I haven’t mentioned the monster airlock before, so I suppose it deserves a bit of space. A few brews back, we got a quite viscous fermentation. This was the results of our very first yeast starter, and using the hyperactive American Ale little buggers from Wyeast. These guys like to reproduce, and they like to do it fast. Pitching them into a medium gravity beer after a starter caused an explosive reaction. Literally. As mentioned previously, our 5/8’s inch blow-off tube ended up 8 feet or so away from the carboy, and we’ve still got some malted barley stuck to the ceiling. The solution was obviously to go bigger. On our foray to another semi-local homebrew/wine-making shop we found some 1 and 1/4 ID food-grade tubing. We bought 8 feet worth. This size tubing is a perfect fit for the 6 gallon glass carboy’s we use for fermenters. So how is this a monster airlock? Well, when you take four feet of tubing, and insert one end of it into the carboy and the other into a 1 gallon plastic bucket filled with water, you’ve got one heck of a blow off/airlock going on. We no longer worry about blocked blow-off tubes. 😀
We also finally took advantage of the the kegging equipment this weekend, transferring the aforementioned Explosive DIPPA into the corny and pressurizing it up. I’m not sure why we haven’t done this with everything.
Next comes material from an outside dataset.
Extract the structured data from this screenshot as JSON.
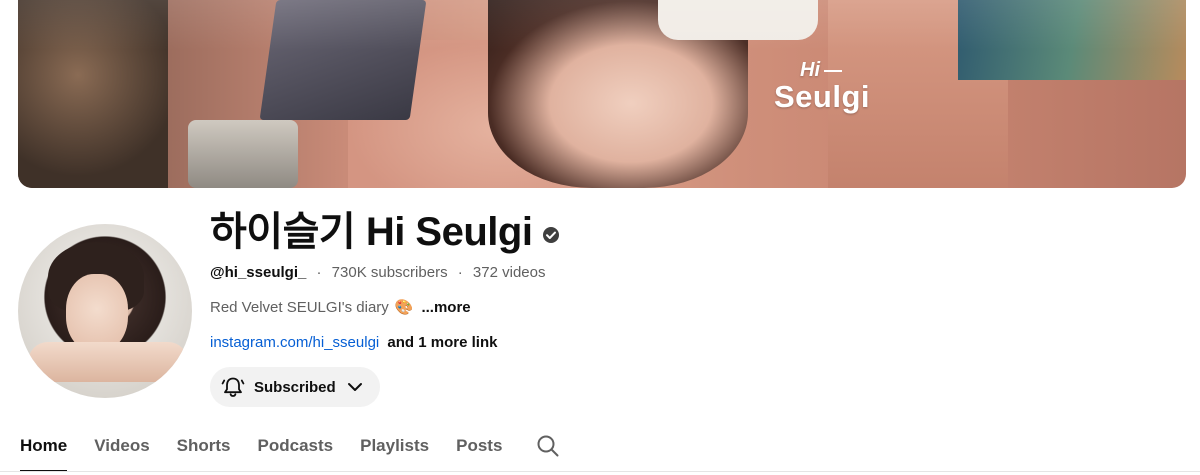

We tossed the keg outside for 20 minutes to cool the beer down before pressurizing (sub 10 degrees F will bring a beer temp down to 60 degrees really fast, especially when your starting at 68F). A little venting and pressurizing, and we were in business. Man does it taste good. Since kegging (on Saturday mind you), we’ve nearly polished off five gallons. I’ve promised Aaron a taste, as well as some people in the office and am a little concerned. I think we need to start rationing it. It’s so tasty though, with excellent head retention. Here’s hoping the Hoppy Ale is drinkable quite soon (it seems to be sedimenting nicely). I think once we’ve polished off the Explosive DIPPA we’ll transfer the Scottish Ale into the Corny. And, we’ve got the Alt-Bier ready for bottling any day now. Oh, to have so much beer. I’m going to have to start drinking more. We’ve got one more kit left in the trailer to brew, and that’ll probably be made this week or next.
One final note, on an update to the cider. It’s gone, may it rest in peace. After allowing another week to determine if it would settle out and lose some of the vinegar flavor it was determined that it was beyond rescue. Sad but true, five gallons of alcohol was poured down the drain. That went out to all my farming homeys that have fallen over the years. Or something like that. Lessons learned, the next batch will succeed.